Fig. 6. TRIM7 mediates its antiviral effects by inhibiting caspase-6 activation.

a Viral titers of HEK293T-hACE-2 cells overexpressing TRIM7 WT and infected with SARS-CoV-2 WT or M-K14/15R at MOI 0.1 and treated with vehicle (DMSO) or 50 μM of Z-VEID-FMK 24 h post infection. Two-way ANOVA Tukey’s multiple comparisons (****p < 0.0001). b Western blot analysis of A549 WT and TRIM7 KO cells transfected with SARS-CoV-2 N protein or empty vector and treated with Staurosporine (STS) *indicates a cleaved form of N (blot is representative of two independent experiments). c Weight loss of WT female mice infected intranasally with SARS-CoV-2 WT, treated intraperitoneally with caspase-6 inhibitor or vehicle.
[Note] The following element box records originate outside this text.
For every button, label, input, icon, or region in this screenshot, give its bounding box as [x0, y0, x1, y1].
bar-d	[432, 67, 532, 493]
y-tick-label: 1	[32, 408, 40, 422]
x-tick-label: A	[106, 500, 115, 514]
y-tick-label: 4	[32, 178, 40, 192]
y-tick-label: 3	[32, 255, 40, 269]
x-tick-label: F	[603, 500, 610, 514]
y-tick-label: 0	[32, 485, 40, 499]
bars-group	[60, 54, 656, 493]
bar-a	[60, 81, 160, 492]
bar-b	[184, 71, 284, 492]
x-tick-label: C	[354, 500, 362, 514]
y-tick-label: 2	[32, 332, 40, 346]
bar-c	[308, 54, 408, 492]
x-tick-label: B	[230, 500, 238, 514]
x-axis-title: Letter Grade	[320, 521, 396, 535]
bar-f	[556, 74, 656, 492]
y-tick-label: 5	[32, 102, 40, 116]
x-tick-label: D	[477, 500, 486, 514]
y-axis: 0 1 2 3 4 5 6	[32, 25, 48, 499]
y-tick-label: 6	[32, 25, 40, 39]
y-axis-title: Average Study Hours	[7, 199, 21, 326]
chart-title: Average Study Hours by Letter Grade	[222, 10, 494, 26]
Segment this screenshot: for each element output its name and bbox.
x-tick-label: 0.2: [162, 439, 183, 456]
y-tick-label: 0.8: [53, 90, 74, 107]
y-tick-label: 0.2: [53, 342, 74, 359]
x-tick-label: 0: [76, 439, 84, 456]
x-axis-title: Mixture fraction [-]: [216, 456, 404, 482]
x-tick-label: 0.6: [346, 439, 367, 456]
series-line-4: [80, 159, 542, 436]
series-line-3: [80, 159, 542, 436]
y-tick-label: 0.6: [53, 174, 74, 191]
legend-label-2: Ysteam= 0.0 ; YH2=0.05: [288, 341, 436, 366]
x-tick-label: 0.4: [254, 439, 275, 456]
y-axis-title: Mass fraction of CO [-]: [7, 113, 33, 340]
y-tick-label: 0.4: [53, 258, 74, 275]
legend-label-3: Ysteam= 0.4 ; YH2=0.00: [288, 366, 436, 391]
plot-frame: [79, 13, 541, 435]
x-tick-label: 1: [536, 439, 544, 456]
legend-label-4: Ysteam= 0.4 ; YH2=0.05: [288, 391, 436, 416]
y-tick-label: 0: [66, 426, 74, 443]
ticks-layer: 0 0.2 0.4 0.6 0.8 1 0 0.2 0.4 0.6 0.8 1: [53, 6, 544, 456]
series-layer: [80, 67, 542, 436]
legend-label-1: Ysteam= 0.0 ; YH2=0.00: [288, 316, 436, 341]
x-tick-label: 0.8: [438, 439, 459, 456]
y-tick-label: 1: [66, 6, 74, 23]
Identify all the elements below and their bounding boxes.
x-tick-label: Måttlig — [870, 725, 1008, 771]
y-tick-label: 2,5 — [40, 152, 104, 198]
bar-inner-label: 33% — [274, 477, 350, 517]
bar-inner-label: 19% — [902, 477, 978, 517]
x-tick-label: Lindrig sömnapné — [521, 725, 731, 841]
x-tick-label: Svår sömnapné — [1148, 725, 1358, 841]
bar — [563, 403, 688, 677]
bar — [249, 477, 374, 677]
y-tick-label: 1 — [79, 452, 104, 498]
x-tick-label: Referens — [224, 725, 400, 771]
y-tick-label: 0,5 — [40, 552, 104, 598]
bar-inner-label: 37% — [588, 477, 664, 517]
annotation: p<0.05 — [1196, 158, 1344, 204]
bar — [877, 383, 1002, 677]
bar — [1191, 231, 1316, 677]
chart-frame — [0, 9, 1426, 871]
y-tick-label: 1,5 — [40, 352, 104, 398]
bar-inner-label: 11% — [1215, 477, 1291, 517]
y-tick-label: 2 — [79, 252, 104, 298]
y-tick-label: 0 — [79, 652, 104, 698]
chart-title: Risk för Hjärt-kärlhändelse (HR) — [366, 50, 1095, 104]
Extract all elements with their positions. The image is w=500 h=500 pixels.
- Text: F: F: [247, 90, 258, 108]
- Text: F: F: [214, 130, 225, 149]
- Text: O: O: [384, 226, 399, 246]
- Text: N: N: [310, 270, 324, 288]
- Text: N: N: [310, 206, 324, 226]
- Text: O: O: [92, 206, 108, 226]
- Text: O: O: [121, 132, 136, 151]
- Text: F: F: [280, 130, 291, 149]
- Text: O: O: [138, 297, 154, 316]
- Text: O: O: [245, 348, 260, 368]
Mock (n = 6 each) vehicle (n = 5) or Z-VEID-FMK (n = 6). Two-way ANOVA Tukey’s multiple comparisons (*p = 0.03) (d) weight loss Trim7^−/− female mice infected as in (c), vehicle mocks (n = 5 each) infected vehicle (n = 4) or Z-VEID-FMK (n = 6). e Viral titers in lung (WT n = 5 and 6, Trim7^−/− n = 5 and 4, respectively). One-way ANOVA Tukey’s multiple comparisons (**p = 0.002, p = 0.003, *p = 0.02). f IFN-β mRNA multiple T-test comparison (***p = 0.0003, **p = 0.001). g ISG54 mRNA expression levels in the lung. One-way ANOVA Tukey’s multiple comparisons (*p = 0.03, p = 0.01, ***p = 0.0002, ****p < 0.0001). h Scheme of the multiple functions of TRIM7 during SARS-CoV-2 infection. Data were depicted as mean ± SEM. DPI days post infection, CoV-2 SARS-CoV-2. Source data are provided in the Source data file.